Java NiO read large files by row __java read large files

Source: Internet
Author: User

Do the project process encountered to resolve more than 100 m TXT file, and warehousing. With the previous FileInputStream, BufferedReader obviously not, although readline this method can be read directly by row, but to read a 140M or so, 68W data files, not only time-consuming and will overflow memory, That is, you can't wait until you've read the 68W data, the memory overflows. So we have to use the relevant objects and methods below NiO.

Use a byte buffer (java.nio.ByteBuffer); a channel for reading, writing, mapping, and manipulating Files (Java.nio.channels.FileChannel); Set up a text note set ( Java.nio.charset.Charset); supports read and write to random access files (java.io.RandomAccessFile).

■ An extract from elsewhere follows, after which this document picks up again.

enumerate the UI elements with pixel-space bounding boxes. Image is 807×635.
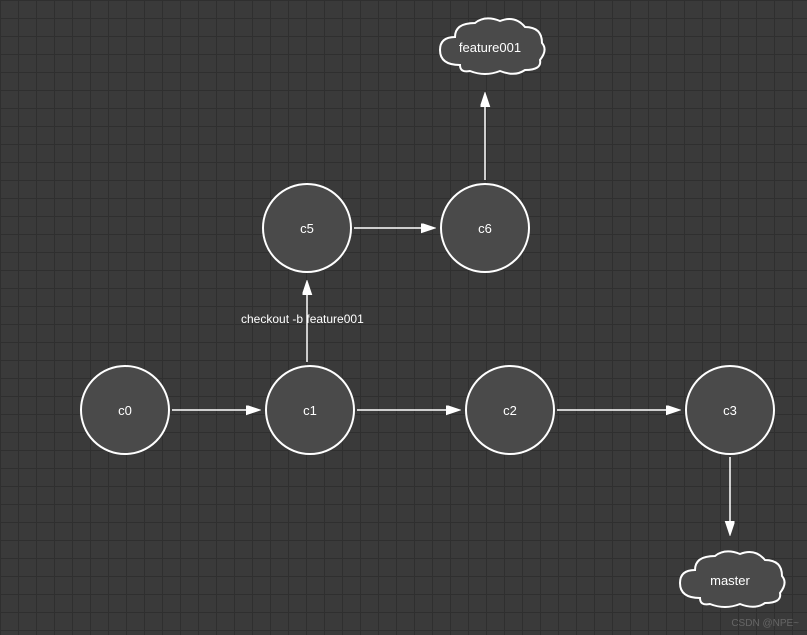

The idea is: set two buffers, a small, large buffer for each read amount, small buffer for each row of data (make sure the size can hold the longest line in the text). Read when the judge is not a line break 13, is the case to return a row of data, not the words continue to read until the file is finished.

Implementation method:

FileChannel Fc=raf.getchannel ();

Read the number of bytes cached at a time by reading the file
Bytebuffer fbb=bytebuffer.allocate (1024*5);
Fc.read (FBB);
Fbb.flip ();

Bytes cached per line according to your actual requirements

Bytebuffer bb=bytebuffer.allocate (500);


Decide whether to finish reading the file

public Boolean Hasnext () throws IOException {

if (EOF) return false;
if (Fbb.position () ==fbb.limit ()) {//Determine whether the current position is limited to the buffer
if (ReadByte () ==0) return false;
}
while (true) {
if (Fbb.position () ==fbb.limit ()) {
if (ReadByte () ==0) break;
}
byte A=fbb.get ();
if (a==13) {
if (Fbb.position () ==fbb.limit ()) {
if (ReadByte () ==0) break;
}
return true;
}else{
if (Bb.position () < Bb.limit ()) {
Bb.put (a);
}else {
if (ReadByte () ==0) break;
}
}
}
return true;
}

Private int ReadByte () throws ioexception{
        // Makes the buffer ready to reread the included data: it keeps the restrictions unchanged and sets the position to zero.
        fbb.rewind (); The
        //makes the buffer ready for a new sequential channel read or relative get operation: It sets the limit to its current position and then sets the location to zero.
        fbb.clear ();
        if (This.fc.read (FBB) ==-1) {
             EOF=true;
            return 0;
        }else{
             Fbb.flip ();
            return fbb.position ();
        }
    }

    public byte[] Next () {
        bb.flip ()

It is important here to return the byte array to facilitate, the row is split in the case of merging, otherwise, if the buffer limit is reached, a Chinese character is removed two bytes, it will display an abnormal
byte tm[] = Arrays.copyofrange (Bb.array (), Bb.position (), Bb.limit ());
Bb.clear ();
return TM;
}



Contact Us

The content source of this page is from Internet, which doesn't represent Alibaba Cloud's opinion; products and services mentioned on that page don't have any relationship with Alibaba Cloud. If the content of the page makes you feel confusing, please write us an email, we will handle the problem within 5 days after receiving your email.

If you find any instances of plagiarism from the community, please send an email to: info-contact@alibabacloud.com and provide relevant evidence. A staff member will contact you within 5 working days.

A Free Trial That Lets You Build Big!

Start building with 50+ products and up to 12 months usage for Elastic Compute Service

  • Sales Support

    1 on 1 presale consultation

  • After-Sales Support

    24/7 Technical Support 6 Free Tickets per Quarter Faster Response

  • Alibaba Cloud offers highly flexible support services tailored to meet your exact needs.